Eh bien ! je vais vous l’apprendre, moi, en vous contant la légende de la Marmite du Diable, qui charme les veillées des pêcheurs bretons fumant leur pipe brunie, tandis que les galettes brûlantes embaument la chaumière, que le cidre impétueux envoie ses bouchons sur le corsage brodé des jeunes filles, que le vent chante dans la haute cheminée et que les enfants croient voir dans la pénombre danser les lutins et les farfadets… 

Un matin, le Bon Dieu appelle saint Pierre et lui dit : 

 N ‘est-ce pas aujourd’hui, si je ne me trompe, la Quasimodo
— Parfaitement, Seigneur. 
— Une idée ! Si nous mettions le pot-au-feu ? Qu’en dis-tu ? Un pot-au-feu épatant, comme jamais on n’en savoura dans le ciel ? 
— Excellente idée, ma foi ! Les anges et les saints, les chérubins, tous les élus raffolent ici de pot-au-feu. 
— C’est entendu, qu’on se régale. Transmets mes ordres et retourne à ta loge. Quant au couvert, un couvert de gala, tu diras à l’ange Gabriel d’en avoir soin. C’est son affaire.

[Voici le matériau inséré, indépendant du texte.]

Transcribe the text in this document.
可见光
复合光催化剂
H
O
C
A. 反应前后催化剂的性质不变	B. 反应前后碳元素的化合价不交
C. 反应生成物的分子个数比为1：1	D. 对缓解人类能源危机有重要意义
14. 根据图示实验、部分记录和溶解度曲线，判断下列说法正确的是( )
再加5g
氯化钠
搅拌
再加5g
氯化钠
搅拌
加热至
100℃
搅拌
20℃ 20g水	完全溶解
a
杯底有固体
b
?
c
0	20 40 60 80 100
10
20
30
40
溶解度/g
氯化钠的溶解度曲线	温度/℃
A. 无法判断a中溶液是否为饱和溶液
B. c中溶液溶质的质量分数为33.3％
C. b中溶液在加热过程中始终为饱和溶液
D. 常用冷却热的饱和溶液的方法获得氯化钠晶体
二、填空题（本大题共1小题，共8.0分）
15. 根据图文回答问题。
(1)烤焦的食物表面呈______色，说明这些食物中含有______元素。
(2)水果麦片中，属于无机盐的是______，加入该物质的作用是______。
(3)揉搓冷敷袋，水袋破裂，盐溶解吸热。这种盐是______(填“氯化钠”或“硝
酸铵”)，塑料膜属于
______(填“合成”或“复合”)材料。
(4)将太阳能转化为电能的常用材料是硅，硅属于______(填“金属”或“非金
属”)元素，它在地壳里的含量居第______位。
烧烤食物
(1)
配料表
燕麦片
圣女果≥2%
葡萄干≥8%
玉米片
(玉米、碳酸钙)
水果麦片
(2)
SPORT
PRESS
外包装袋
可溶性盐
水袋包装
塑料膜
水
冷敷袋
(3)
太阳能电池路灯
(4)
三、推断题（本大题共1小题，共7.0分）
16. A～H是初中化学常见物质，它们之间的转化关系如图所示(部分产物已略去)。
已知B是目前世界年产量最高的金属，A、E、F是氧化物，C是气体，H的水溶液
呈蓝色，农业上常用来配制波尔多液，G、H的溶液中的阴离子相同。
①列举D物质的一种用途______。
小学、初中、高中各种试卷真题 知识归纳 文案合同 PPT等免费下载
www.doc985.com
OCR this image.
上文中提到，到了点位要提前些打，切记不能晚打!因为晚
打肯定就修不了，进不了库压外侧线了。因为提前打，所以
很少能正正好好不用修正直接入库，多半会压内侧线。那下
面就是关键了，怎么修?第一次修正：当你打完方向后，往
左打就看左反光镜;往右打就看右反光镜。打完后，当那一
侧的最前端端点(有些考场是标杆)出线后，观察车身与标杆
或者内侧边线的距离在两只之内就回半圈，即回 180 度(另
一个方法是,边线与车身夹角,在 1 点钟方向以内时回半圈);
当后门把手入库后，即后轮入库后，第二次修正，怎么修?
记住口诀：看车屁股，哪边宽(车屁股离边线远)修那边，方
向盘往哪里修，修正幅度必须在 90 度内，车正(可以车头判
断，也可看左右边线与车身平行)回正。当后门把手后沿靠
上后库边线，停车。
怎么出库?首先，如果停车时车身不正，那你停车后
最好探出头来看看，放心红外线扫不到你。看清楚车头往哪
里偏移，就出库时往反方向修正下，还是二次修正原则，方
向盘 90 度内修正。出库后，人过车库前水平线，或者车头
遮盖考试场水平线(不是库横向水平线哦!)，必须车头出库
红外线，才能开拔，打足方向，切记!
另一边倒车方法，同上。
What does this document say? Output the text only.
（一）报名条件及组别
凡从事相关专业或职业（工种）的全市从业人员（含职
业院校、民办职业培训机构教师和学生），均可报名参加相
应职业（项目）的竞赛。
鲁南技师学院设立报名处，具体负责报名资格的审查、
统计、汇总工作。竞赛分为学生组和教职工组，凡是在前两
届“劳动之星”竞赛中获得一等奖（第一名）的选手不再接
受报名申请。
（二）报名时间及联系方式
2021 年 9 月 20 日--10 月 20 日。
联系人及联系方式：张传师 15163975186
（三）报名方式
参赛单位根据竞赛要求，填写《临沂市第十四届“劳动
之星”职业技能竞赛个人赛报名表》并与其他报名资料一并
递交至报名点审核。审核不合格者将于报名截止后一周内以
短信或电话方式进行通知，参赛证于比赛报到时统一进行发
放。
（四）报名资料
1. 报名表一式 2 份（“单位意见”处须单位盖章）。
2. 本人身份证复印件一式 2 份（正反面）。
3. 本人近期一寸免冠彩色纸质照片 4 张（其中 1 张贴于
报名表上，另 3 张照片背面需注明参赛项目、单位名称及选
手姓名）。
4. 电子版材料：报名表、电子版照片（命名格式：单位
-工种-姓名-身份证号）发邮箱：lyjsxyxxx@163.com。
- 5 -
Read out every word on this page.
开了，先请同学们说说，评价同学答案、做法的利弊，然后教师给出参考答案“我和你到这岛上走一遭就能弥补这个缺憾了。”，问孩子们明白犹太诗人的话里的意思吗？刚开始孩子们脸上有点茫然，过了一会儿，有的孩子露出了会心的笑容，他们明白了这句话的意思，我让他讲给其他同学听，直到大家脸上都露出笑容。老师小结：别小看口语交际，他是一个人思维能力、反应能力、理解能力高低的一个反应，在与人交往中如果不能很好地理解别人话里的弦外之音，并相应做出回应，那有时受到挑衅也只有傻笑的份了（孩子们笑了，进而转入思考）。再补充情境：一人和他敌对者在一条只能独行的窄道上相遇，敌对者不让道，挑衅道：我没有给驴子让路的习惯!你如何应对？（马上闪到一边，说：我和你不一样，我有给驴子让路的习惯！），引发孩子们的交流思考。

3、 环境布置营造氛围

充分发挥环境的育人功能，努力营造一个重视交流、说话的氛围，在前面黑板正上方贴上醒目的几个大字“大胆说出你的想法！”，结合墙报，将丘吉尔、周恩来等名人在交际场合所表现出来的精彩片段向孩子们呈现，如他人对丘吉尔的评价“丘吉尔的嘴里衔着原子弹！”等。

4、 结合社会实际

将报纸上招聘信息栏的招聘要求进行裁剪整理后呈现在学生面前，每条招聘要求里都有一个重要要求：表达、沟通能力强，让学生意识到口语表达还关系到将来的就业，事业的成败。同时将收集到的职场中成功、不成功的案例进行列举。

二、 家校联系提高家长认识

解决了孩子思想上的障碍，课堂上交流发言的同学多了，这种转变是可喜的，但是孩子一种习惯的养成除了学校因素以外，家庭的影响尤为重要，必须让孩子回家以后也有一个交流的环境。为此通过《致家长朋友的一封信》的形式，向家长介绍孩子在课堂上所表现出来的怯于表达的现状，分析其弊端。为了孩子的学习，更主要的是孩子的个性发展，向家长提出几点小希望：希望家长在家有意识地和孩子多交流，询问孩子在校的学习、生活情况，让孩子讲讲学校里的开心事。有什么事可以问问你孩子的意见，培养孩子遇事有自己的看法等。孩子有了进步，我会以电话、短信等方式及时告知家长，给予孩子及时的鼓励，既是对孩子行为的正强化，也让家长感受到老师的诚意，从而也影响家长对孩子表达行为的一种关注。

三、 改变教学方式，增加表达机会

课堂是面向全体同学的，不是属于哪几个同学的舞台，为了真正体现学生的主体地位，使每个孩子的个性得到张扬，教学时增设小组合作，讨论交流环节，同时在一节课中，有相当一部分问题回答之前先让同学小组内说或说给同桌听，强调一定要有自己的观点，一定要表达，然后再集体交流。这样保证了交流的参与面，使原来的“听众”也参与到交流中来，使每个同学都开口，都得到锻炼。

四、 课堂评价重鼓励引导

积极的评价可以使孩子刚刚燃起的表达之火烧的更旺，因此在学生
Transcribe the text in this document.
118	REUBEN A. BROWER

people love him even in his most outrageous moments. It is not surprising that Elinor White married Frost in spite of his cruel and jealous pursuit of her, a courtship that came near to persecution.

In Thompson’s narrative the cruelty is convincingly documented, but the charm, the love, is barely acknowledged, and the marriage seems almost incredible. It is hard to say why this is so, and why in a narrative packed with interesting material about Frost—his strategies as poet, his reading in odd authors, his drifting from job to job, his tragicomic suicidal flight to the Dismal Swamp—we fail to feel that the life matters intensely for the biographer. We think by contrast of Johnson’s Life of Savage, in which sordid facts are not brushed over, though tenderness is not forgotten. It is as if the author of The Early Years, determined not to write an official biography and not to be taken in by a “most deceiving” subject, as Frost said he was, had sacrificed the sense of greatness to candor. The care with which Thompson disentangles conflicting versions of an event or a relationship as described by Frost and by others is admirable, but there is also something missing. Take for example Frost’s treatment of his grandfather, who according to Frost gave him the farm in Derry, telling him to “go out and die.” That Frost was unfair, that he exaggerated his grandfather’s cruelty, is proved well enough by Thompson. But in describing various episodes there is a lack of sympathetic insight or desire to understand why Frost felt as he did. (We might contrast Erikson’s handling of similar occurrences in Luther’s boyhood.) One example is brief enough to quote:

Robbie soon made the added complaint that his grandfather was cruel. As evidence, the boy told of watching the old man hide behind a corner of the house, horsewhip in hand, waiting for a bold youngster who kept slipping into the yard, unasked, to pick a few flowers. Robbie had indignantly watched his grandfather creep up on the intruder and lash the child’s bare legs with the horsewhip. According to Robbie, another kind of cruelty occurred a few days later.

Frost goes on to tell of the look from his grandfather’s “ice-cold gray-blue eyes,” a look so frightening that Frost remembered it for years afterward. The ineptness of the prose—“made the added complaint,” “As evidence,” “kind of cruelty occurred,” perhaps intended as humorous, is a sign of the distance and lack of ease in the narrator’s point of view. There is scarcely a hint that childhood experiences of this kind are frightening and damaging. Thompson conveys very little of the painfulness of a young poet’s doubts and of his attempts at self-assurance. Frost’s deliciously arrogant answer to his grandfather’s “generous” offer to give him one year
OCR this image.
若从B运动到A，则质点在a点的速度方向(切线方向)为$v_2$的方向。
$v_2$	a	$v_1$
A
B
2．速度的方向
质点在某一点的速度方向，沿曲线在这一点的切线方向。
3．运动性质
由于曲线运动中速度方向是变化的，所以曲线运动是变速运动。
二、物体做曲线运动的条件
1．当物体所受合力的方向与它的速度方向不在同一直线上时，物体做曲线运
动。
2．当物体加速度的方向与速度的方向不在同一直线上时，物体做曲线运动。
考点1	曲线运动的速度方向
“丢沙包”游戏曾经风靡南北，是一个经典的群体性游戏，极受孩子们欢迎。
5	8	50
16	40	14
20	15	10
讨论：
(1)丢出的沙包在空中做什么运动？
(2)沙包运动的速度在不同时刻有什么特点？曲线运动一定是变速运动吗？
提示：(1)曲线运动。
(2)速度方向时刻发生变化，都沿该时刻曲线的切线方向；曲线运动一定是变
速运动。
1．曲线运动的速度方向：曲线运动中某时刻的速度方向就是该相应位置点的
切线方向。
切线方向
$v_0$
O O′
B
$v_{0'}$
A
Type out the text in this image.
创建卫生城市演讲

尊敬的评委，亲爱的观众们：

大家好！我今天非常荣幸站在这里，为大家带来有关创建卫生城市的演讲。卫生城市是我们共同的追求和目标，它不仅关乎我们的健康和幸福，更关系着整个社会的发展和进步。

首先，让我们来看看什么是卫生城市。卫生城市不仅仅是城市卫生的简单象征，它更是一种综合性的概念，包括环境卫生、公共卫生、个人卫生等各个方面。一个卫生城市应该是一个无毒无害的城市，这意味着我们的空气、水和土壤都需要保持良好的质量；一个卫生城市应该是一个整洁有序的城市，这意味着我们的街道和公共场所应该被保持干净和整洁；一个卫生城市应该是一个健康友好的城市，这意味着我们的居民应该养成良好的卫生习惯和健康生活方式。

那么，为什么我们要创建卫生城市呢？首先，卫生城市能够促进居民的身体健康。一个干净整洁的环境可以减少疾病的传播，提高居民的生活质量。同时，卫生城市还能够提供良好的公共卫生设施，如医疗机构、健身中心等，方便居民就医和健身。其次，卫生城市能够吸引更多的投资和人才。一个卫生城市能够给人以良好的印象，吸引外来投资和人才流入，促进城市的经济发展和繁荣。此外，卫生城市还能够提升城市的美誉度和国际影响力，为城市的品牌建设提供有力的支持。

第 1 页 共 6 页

Sainte Cécile fera de la musique et saint Emilion présentera ses meilleurs vins d’Aquitaine. 

Et voici que sur un fourneau gigantesque trône aussitôt une colossale marmite d’argent, toute constellée de pierreries : perles, saphirs, rubis, turquoises, émeraudes, diamants. Et dans la marmite qui rayonne comme un tabernacle, ce sont des légumes inconnus de la terre, plus parfumés que les violettes et les roses; ce sont des chairs au suc plus délicat que l’arôme des fleurs aimées des papillons et des abeilles. 

Aussi bien les saintes et les saints, les archanges, les trônes, les dominations vont et viennent dans les salles d’azur, charmés par les senteurs exquises qui s’exhalent de la marmite céleste. Et l’on voit des anges aux joues roses, aux ailes blanches, tourbillonner tout autour pour savourer avec délices les troublantes émanations du divin pot-au-feu. 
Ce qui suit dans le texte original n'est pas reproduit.